Dichter des Wortschmerz

In Frankreich, wo Nachlassverwalterin Paule Thévenin seit 1956 seine Schriften posthum in über zwanzig Bänden öffentlich machte, ist Artaud eine literarische Identifikationsfigur, die ein radikales Leben mit einem radikalen Werk verschmolz. Wie bei keinem Autor sonst war sein Denken körperlich geprägt – seit der Jugend mit chronischen Schmerzen, Drogensucht und Anstaltsaufenthalten. Insbesondere im Spätwerk der neunjährigen Zwangsinternierung begehrte er leidenschaftlich gegen das Leiden, die Geisteskrankheit und die Psychiater auf, die ihn mit Lithium, Insulin, Quecksilberpräparaten und Elektroschocks traktierten. Dort wird er der Dichter des Wortschmerz und der Revolte, den Gilles Deleuze und Felix Guattari im »Antiödipus« (1972) beschreiben: »Artaud, das ist die Auflösung der Psychiatrie in ihre Bestandteile, gerade deshalb, weil er schizophren und nicht weil er es nicht ist. Artaud ist die Vollendung der Literatur gerade deshalb, weil er schizophren und nicht weil er es nicht ist.«

Zornig im Körper – »en colère de corps« so nennt Artaud sich einmal selbst. Die eindrücklichsten Zeugnisse für diesen Zorn sind wohl seine Zeichnungen und Notizen aus der Anstalt Rodez nach 1943, über denen er rezitierend und fluchend Stunden verbrachte. Er bearbeitete Porträts, bis das Papier riss, brannte Flecken in sein Selbstporträt.

Ein inszeniertes Leben

In einer konzentrierten Auswahl ist dieses zeichnerische Hauptwerk nun im Museum Kunstpalast in Düsseldorf zu sehen. »Montrage« nennt der situationistische Künstler Jean-Jacques Lebel, der Initiator der Ausstellung, die Kombination aus Filmprojektionen, Dokumenten, Büchern, Zeichnungen und dem Nachbau der Kammer für die Elektroschocktherapie.

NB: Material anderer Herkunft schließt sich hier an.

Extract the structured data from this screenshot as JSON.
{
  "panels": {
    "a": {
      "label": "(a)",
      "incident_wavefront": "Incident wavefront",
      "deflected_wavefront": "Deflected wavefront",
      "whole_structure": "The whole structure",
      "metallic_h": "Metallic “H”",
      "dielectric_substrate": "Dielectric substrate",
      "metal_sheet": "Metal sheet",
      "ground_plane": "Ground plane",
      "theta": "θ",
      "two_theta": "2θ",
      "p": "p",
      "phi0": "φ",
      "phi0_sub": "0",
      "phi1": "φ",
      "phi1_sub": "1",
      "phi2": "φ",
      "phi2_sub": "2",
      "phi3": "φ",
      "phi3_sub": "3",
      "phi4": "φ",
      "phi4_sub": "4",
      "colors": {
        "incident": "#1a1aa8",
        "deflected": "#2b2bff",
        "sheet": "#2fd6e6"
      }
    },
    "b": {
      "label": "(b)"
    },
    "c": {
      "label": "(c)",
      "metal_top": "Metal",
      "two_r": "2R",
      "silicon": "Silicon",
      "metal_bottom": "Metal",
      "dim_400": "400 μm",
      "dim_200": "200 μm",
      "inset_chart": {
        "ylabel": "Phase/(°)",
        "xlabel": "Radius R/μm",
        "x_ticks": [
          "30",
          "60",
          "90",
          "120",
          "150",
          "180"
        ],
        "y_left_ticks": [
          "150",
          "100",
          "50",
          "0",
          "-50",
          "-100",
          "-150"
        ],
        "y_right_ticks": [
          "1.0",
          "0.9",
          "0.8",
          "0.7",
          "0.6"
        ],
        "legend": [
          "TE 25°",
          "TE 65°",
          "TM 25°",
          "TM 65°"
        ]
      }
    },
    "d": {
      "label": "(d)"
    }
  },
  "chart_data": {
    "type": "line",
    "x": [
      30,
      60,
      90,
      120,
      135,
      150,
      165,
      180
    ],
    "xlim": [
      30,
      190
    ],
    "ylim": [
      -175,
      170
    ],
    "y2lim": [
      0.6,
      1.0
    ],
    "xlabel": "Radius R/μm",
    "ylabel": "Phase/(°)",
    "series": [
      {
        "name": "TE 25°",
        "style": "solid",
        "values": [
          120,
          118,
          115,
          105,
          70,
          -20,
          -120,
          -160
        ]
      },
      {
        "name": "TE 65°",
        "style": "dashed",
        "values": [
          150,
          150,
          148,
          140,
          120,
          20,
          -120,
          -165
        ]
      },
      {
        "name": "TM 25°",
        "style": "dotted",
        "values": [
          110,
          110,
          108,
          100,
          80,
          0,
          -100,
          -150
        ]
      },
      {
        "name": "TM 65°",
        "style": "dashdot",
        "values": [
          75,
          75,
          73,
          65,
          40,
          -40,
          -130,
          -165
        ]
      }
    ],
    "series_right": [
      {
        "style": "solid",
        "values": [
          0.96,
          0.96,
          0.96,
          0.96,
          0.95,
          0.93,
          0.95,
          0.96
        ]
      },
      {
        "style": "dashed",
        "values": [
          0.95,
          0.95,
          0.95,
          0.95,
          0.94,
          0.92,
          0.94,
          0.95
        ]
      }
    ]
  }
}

Der Fokus des theatralisch »inszenierten Lebens« ist jedoch auf die Zeichnungen und auf Ausschnitte aus über 20 Filmen gerichtet, in denen Artaud von 1920 bis 1937 mitspielte. Diese zum Teil selten gezeigten Szenen laufen als Endlosschleifen auf frei hängenden Schirmen im abgedunkelten Labyrinth des Ausstellungssaales. Höhepunkt ist der Radiovortrag »Schluss mit dem Gottesgericht« von 1947, dessen französischen Text man auf einem Bildschirm (mit deutscher Untertitelung) verfolgen kann. Man hört Artaud deklamieren, beschwören, schnauben, schmettern und klagen. Der Vortrag, der sein erster öffentlicher Auftritt seit seiner Internierung im Jahre 1937 hätte werden können, wurde wegen blasphemischer Passagen nicht gesendet.


Ausstellung:
Artaud – Ein inszeniertes Leben. Filme, Zeichnungen, Dokumente, bis 16.10., Museum Kunstpalast, Düsseldorf, Ehrenhof 4-5, Di-So 11-18 Uhr. Der Katalog zur Ausstellung kostet 24,50 Euro.

Im Rahmen der Ausstellung:
Sensible Leinwand – Das Phantom von Antonin Artaud. Projektion-Performance von Alain Fleischer, 7.9., Robert-Schumann-Saal, 19 Uhr.
Philippe Dagen: Sur Artaud/Über Artaud. Vortrag in französischer Sprache mit Übersetzung, 29.9., Ausstellungssaal, 19 Uhr.

Radiotipp:
»Pour en finir avec le jugement de dieu – Schluss mit dem Gottesgericht«. Zweisprachige Version des Hörspiels von Antonin Artaud, 30.8., Deutschlandfunk, 20.10 Uhr. Anschließend »Artaud im Radio« von Maren Kroymann.